NGT [for Next Generation Train] Cargo envisages that automated freight trains could be assembled from high-performance power cars and individual self-propelled wagons, automatically coupled into trainsets to provide maximum operational flexibility. Each wagon would have its own electric traction package, including energy recovery and storage systems, allowing them to operate autonomously on the ‘last mile’ connections to the final customers.

Sensors on the wagons would facilitate automatic operation, and provide real-time data so that operators and customers have accurate information about the vehicle’s status and expected arrival time. Wagons could be routed directly into ports, transhipment stations or logistics terminals, where they would be loaded or unloaded automatically.

For the long-distance legs, individual wagons would be coupled into trains, with aerodynamically covers over the gaps between vehicles to reduce wind resistance and noise. One or two end cars would provide the power to run at up to 200 km/h on existing lines or potentially 400 km/h on a high speed line. Shorter trains could be combined ‘virtually’ during the trip to make best use of capacity, and potentially coupled with passenger trains. DLR believes that NGT Cargo could be suitable for intercontinental freight traffic between Europe and China.
If only the promoters of the Midwestern Interurban had contemporary robotics and control systems.

North Shore Line Merchandise Despatch box motor, in preservation at the Illinois Railway Museum.

The museum run enough of these, from several interurbans, to roll out a train for special occasions.  (Maybe a movie in the files somewhere.)  That was the practice across Indiana and Ohio.  North Shore and Milwaukee Electric got into some trouble attempting to move Kohler's bathtubs from Sheboygan Falls to Chicago on the streets of Milwaukee.

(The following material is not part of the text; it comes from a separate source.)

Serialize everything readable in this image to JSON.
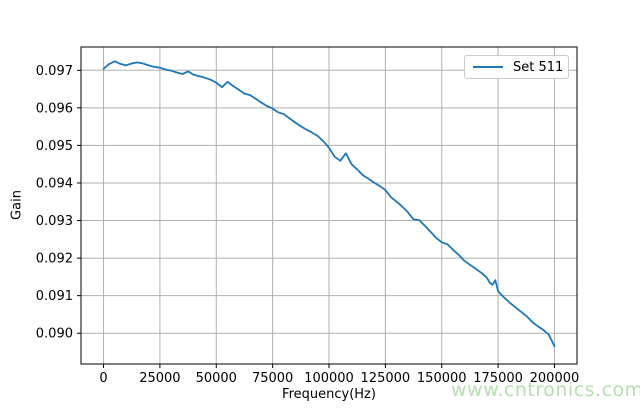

Speaking of Milwaukee Electric, here's a refrigerated trailer car.  Some of the trailers on Milwaukee Electric were configured to roll motor trucks or wagons aboard.  Yes, including the enclosed trailers.  Nothing really new on rails.

And tacking the merchandise trailer to a passenger train?  That's how South Shore did it, when you absolutely, positively had to get it there overnight.

South Shore baggage trailer 503 at Michigan City, 19 April 1963
Photograph courtesy Mike Condren.

That, too, was a trailer, but it began life as a motor car.  Put remote control on it, and away goes your NGT Cargo train, 1940s style.  "DLR researchers are now working on developing a detailed logistics and operating concept, designing terminals and unloading sites and improving the vehicle architecture and drive concept." The remote control and driverless stuff will be new.  Terminals and unloading sites?  Look at old interurban records.